I have seen men who had each ear lobe pierced in one or two places and small buttons fastened over the orifices, but I never saw a case of a Manóbo woman with any other perforation in the ears than the great aperture in each lobe for her ear disks.
Around the neck the woman wears in more or less profusion, according to her means and opportunities for purchase, necklets of beads, and necklaces of seeds, beads, shells, and crocodile teeth.
On her forearms she wears one or more sea-shell bracelets, circlets of black coral or of copper wire, and a close-fitting ringlet of plaited nito. This last adornment is also worn by men, who dispense with the use of other forms of bracelets, but who usually adorn the upper arm with a finely plaited ligature made of a dark fibrous vine.
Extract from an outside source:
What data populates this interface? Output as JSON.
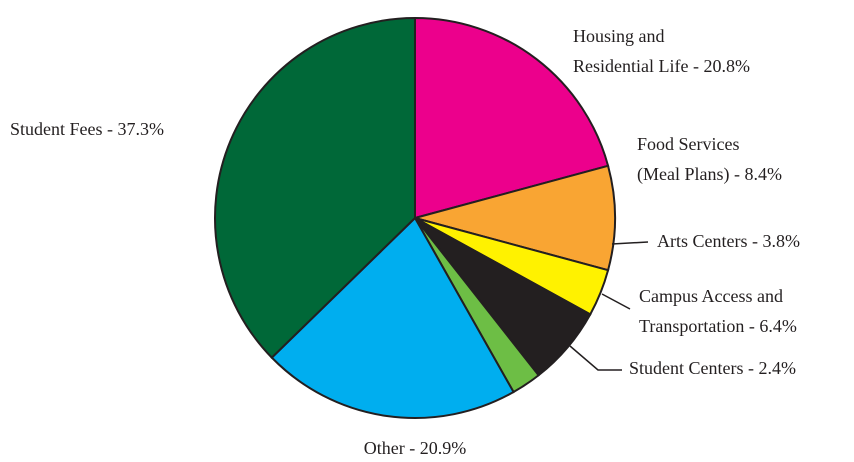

Both men and women frequently wear similar ligatures just below one or both knees. On solemn and festive occasions the woman decks her ankles with loose coils of heavy wire.
A square knapsack of hemp, frequently fringed with cotton yarn of many colors and suspended from the back by strings passing over the shoulders and under the arms, constitutes the man's receptacle for his chewing paraphernalia. It may be more or less elaborate in beadwork and embroidery, but as a rule there is no ornamentation of this kind.
Both sexes blacken the lips with soot black, and continually keep them more or less in that condition by the use of a large quid of tobacco, mixed with lime and máu-mau juice, the whole being carried between the lips. This mixture serves not only as an indispensable and pleasing narcotic, but also as the principal factor in bringing about the complete and permanent staining of the teeth.
In order that "they may not look like dogs," both sexes have the upper and lower incisors ground at an early age. They proceed at once to stain what is left with frequent applications of the above-mentioned masticatories.